Sn.Dikici çok güzel derlemiş. Farklı amaçlı yasaların kesişim noktalarını ve bunların önceliklerinin nasıl olmaları gerektiğini mantık, felsefe ve vicdan çerçevesinde güzel çözümlemiş. Kendisini kutlarım.
Bu konuya vatandaş olarak (layman) baktığımda, şöyle düşünüyorum:
1. İnsan herşeyden önce gelir. Bu nedenle, vücuduna kazınmış olan dövme üzerinde her türlü tasarruf hakkına sahip olmasından doğal birşey olamaz. Onu değiştirebilir, silebilir, aynen muhafaza edebilir.
2. Sanatçı, eseri üzerinde her türlü hakka sahiptir; ancak bu haklar başkasının daha öncelikli haklarını ortadan kaldırmadığı sürece uygulanabilir. Yani, (1) e girmeyen her hak ona aittir. Bunu söylememin nedeni, sanatçıların insanlar kümesinin alt kümesi olmasıdır. Önce insan olmaktan gelen hakları gözetmek gerekir.

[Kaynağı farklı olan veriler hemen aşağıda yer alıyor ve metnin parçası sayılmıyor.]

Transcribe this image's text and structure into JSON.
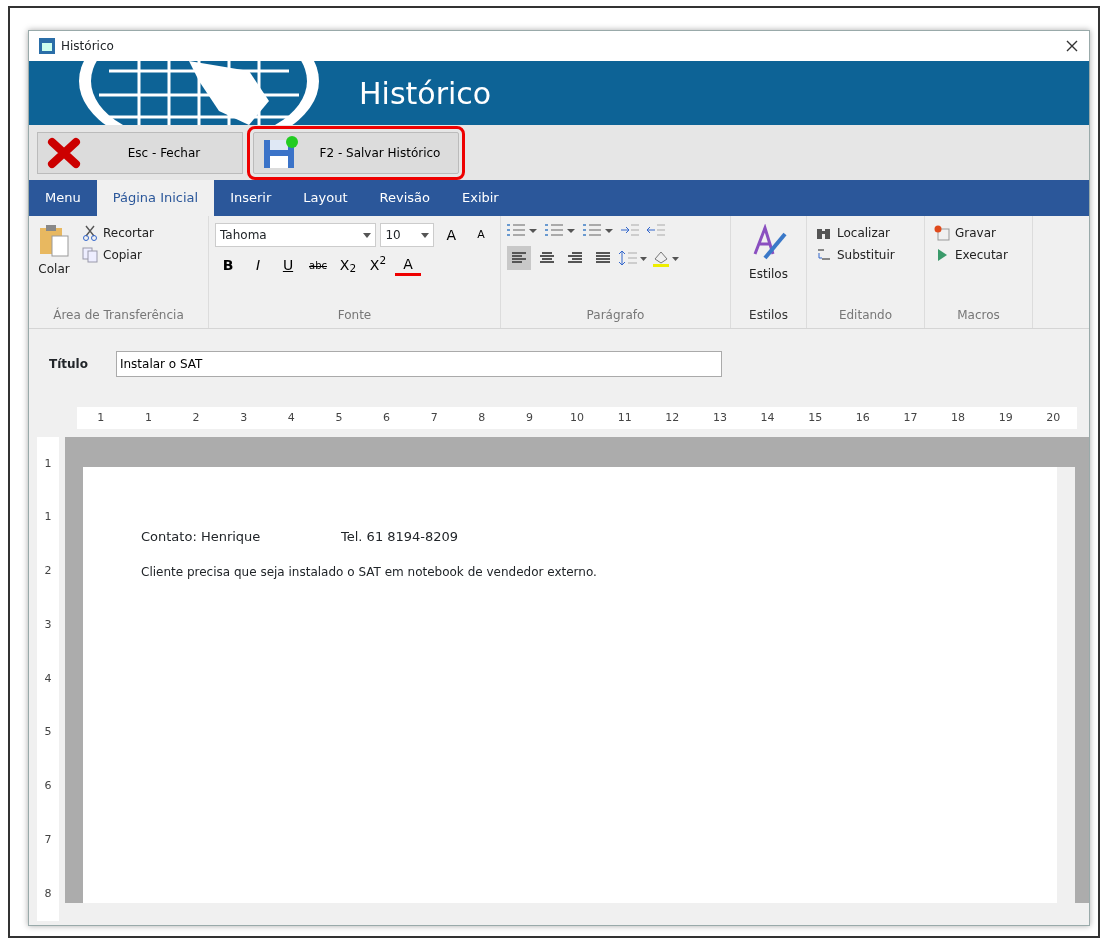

Bu yaklaşımla, (2) kapsamındaki haklardan çoğu zaten konu olmaz; ancak eserin sanatçıya ait olduğunun ilanına ilişkin hakkının nasıl korunacağı konusu ortada kalmaktadır.
'Bunu kime yaptırdın?' sorusu sorulmadıkça eserin sahibini telaffuz etme gereği ortaya çıkmadığı, ve dövmeyi taşıyan bunu yapmaya zorlanamayacağı için; FSEK da sahibine tanınmış bu hakkın kısıtlandığı düşünülmelidir.
Öte yandan; bu soru sorulsa bile, dövmeyi taşıyan kişi eser sahibini beyan etmek zorunda kalmamalıdır. Bu açıdan da FSEK daki hakkın kısıtlandığı düşünülmelidir. Fakat, dövmeyi taşıyan ille de bir isim verecekse, bunun eser sahibi olması zorunludur; başka isim verirse, bunun eser sahibinin haklarına tecavüz olarak değerlendirilmesi uygun olur.
Bir başka konu da, dövmenin başkaları tarafından taklit edilmesine izin verilmesi veya fırsat tanınması konusudur. Dövmeyi taşıyanın bunu nasıl engelleyebileceği bir soru işaretidir. Özellikle dövme herkesçe görünür bir yerdeyse. Ama herkesçe görünür yerde olmasa bile bu bir sorundur. Taklit veya kopyalar ortaya çıktığında bundan dövmeyi taşıyanın sorumlu tutulması hakkaniyete sığmaz. Bu noktada, taklit veya kopyaların yapılamayacağının eser sahibi tarafından belirtilip belirtilmediği sorusu önem kazanmalıdır. Özellikle belirtilmedi ise, dövmeyi taşıyanın başkalarının taklit veya kopyalarına engel olmasını beklemek yanlış olur. Burada, eser sahibinin, eseri vücuda kazımadan ÖNCE bu konudaki tercihini belirtmesi ve dövmenin bu koşullar altında yapılmaya başlanması doğru olur. Dövmeyi yaptıran bu koşulu kabul edebilir, etmeyebilir. Ama kabul ettiğinde, dövmenin bir parçası olarak bir imza ya da telif hakkı unsurunun dövmeye entegre edilmesinde yarar vardır. Bu imza ya da işaret, dövmenin taklitlerinde bulunmasa bile, dövmenin sahibi konusundaki tartışmalarda yardımcı olacaktır. Ama dövmenin daha eski olduğuna dair kanıt oluşmayacaktır. Bu nedenle; telif hakkı açısından korunma amacı güdülüyor ise, dövmelere imza yanında tarih de konmasında büyük yarar vardır.
Bu unsurlardan yoksun bir dövme üzerinden hak iddiasının kanıtı olmayacağından, eser sahibinin takibini ciddiye almak doğru olmaz.